Entre pitos y flautas

Era un maratón. Ahora todo son maratones. La orquesta bien dirigida. Violines, cellos, trompas y timbales. Allegro con brio, marcia funebre, capaz de emocionar a un tarugo. Flautas descaradas en un allegro vivace ante un scherzo importante. Beethoven en estado puro. La Primera, la Cuarta, la Novena, la Tercera sinfonía... Pero antes, bronca. Abucheos. Y así entre pitos y flautas se fue desarrollando el asunto. La “Sinfonía Grande intolata Bonaparte” se quedó en “Sinfonía eroica, composta per festeggiare  il sovvenire d’un grand’houmo” tras el arrebato furioso del excelso compositor alemán al conocer que Napoleón se había coronado emperador. Ahí te quedas Napoleone. Fueron la pitada, el abucheo del genio –del hombre– ante el abuso y la soberbia. Es el legítimo derecho del que los tiralevitas llaman populacho. La canalla que –dicen– no debería profanar ni ciertos lugares ni a determinadas figuras. Ahora, al parecer, ya ni se puede echar un rapapolvo expresado en román paladino so pena de que nos traten de vándalos, ignorantes y delincuentes. “Son cuatro gatos”, “los cuatro alborotadores de siempre” (siempre cuentan cuatro) rebrincan los del pesebre tomando ese número en un intento de desacreditar a los disidentes. Desde las tribunas de papel o de las ondas, los pelotilleros manotean y sollozan como una virgen desflorada por la afrenta que supone una pitada en toda regla a doña Sofía y proclaman que hubo más aplausos que rechiflas.
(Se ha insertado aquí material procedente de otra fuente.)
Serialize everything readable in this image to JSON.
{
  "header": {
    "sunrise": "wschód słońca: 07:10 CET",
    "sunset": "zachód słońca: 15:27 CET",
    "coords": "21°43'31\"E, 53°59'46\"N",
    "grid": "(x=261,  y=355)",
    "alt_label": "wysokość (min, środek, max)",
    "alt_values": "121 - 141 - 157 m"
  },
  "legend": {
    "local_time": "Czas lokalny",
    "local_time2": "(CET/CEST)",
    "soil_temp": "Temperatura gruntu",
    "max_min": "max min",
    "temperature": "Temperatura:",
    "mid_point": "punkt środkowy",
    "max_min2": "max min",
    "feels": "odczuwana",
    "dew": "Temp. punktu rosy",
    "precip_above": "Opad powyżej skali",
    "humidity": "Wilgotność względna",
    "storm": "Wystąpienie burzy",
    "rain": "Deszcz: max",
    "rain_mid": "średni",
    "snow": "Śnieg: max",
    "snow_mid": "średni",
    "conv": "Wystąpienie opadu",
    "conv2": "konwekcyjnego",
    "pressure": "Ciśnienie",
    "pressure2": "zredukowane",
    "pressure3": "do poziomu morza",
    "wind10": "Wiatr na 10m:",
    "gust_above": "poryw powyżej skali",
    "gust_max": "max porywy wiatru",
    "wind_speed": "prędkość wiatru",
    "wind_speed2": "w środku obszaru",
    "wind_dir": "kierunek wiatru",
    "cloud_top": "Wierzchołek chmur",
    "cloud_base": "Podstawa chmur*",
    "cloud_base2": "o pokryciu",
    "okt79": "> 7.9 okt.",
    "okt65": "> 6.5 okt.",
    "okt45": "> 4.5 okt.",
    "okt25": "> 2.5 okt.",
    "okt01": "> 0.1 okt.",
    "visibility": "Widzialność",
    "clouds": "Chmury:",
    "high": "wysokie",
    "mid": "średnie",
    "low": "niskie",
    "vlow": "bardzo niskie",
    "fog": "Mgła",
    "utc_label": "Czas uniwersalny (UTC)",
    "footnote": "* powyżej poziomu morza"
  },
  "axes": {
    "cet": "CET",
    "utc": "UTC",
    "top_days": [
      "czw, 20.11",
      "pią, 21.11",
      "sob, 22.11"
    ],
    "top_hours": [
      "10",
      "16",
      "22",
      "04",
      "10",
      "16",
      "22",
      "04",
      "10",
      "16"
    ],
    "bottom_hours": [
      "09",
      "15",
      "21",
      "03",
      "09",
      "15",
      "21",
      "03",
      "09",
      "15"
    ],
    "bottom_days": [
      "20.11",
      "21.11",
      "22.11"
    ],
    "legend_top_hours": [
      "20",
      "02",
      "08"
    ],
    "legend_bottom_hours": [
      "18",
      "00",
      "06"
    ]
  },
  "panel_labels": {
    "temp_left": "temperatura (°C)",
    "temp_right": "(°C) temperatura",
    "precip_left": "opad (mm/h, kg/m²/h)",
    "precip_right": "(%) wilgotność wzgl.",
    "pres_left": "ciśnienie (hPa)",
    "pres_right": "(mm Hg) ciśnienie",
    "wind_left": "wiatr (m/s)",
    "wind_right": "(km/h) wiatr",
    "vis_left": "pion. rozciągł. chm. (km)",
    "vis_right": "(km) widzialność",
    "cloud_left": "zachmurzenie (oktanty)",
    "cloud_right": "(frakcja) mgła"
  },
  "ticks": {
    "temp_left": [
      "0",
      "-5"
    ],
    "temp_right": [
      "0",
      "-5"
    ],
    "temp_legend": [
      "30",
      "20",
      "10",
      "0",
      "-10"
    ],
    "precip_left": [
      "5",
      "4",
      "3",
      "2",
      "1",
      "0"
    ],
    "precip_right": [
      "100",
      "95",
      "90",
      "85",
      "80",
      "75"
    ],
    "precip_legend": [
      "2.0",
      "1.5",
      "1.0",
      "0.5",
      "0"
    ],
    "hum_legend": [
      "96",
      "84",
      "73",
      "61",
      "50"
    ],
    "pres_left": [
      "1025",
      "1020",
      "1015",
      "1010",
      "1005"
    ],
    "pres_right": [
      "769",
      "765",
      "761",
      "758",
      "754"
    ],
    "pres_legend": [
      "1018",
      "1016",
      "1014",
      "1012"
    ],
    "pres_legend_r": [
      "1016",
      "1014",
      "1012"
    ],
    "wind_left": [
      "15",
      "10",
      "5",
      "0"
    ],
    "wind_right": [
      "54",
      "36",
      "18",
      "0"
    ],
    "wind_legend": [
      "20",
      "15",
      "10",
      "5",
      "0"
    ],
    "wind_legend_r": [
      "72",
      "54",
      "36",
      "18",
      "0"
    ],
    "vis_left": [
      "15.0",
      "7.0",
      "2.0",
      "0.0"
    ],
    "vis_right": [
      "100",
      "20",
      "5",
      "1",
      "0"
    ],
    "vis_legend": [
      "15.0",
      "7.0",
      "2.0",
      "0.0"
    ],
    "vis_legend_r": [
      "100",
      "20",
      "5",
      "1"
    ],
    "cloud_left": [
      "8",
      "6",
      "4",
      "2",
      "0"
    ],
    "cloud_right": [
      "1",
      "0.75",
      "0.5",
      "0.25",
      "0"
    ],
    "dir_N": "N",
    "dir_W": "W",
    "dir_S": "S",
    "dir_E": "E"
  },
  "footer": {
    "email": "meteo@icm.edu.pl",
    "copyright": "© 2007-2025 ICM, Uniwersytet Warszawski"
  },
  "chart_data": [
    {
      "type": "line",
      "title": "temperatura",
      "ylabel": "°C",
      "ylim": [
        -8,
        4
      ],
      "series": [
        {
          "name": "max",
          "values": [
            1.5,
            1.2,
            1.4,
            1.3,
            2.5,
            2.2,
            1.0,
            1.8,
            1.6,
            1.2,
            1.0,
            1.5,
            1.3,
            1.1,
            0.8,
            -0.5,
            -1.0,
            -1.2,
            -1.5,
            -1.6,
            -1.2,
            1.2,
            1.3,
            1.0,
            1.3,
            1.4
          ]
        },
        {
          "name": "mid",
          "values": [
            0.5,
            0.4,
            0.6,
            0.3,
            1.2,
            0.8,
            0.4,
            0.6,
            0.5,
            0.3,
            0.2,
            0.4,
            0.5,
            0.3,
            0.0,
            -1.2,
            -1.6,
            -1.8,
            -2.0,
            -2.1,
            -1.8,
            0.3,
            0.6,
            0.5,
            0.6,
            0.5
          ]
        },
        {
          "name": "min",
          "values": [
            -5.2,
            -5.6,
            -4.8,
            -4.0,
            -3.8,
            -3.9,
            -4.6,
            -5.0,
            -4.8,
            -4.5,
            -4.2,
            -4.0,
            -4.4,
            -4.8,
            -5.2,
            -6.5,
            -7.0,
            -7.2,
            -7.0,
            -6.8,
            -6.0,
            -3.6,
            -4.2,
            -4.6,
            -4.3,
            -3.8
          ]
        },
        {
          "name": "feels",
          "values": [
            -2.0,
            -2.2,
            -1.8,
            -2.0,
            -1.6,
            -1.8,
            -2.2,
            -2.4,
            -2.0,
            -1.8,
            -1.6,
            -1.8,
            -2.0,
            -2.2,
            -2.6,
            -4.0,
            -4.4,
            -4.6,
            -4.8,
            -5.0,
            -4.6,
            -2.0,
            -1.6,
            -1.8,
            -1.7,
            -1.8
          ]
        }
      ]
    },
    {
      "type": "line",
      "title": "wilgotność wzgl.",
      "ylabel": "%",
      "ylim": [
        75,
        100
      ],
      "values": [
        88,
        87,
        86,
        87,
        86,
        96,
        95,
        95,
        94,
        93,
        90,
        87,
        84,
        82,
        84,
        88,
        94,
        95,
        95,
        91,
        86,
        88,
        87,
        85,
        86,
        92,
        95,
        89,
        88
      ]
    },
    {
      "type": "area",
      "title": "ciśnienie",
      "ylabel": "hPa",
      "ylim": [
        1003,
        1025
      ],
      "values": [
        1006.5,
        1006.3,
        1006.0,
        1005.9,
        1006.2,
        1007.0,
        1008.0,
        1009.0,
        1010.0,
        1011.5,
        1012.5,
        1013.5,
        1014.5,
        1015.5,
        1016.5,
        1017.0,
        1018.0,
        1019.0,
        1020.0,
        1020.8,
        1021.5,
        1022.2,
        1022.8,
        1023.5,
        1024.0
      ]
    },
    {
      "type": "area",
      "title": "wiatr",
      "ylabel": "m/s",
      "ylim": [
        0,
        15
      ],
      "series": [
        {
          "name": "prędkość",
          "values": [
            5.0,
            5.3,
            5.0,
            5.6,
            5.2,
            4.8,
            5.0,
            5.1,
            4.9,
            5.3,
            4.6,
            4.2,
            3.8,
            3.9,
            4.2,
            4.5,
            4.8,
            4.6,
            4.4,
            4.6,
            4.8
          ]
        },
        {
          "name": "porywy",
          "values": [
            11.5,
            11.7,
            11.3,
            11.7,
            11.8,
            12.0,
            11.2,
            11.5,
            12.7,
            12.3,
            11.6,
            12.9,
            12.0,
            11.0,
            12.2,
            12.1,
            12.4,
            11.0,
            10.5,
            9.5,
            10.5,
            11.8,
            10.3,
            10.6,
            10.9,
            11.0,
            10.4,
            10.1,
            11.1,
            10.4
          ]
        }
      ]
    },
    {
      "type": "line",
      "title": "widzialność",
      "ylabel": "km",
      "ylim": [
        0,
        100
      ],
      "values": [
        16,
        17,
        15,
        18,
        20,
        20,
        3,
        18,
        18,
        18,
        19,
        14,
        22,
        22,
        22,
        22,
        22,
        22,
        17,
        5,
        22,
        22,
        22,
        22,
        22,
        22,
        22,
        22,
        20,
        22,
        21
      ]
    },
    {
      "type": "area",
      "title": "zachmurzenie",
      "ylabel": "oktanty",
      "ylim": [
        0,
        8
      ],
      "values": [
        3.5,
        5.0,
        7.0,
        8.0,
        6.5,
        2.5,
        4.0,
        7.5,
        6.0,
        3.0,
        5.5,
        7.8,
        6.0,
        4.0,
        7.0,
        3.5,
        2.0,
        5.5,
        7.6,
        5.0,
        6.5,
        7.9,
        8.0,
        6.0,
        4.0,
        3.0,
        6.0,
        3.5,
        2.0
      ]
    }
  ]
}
Es posible, toda vez que los secretarios, subsecretarios y directores generales, amén de los que van de gorra, tienen la suficiernte experiencia y habilidad para largar vigorosas ovaciones. Los neocortesanos intentan defender contra viento y marea esta peculiar institución. A la reina le sobrevino un chorreo porque a la monarquía española, después de tantos años protegida tras una cortina hecha de adulación, se le ha caído la careta. Y porque parece que al fin a la chusma se le deslizó la venda de los ojos para descubrir que aquella catarata de babas ocultaba un antro. Así que, entre pitos y flautas, vimos que el rey estaba desnudo.
Pero no teman los monárquicos. Los españoles son inconstantes en esta materia. Recuerden si no el caso del bellaco Fernando, El deseado. A su regreso del exilio, el vulgo, sacando a los caballos del tiro, se unció a su carroza al grito de “¡Vivan las cadenas!”. Luego el Séptimo liquidó la constitución liberal y restauró el absolutismo. Después vinieron más. Unos se marcharon para no volver y otros volvieron después de haberse ido.
El caso es que, entre pitos y flautas, pian pianito, estos llevan la friolera de cuarenta años dando la murga con su estilo, su simpatía y su sencillez, cuando realmente estaban a lo que estaban, llevándoselo calentito, incluidos sus familiares viviendo a la sopa boba. Pero calma, señores. Los españoles sólo están teniendo un calentón momentáneo. Mañana todo estará olvidado y se echarán de nuevo a las calles para, bien aleccionados y dirigidos, escuchar los pífanos atacando la Marcha Real. Y las flautas acallarán los pitos.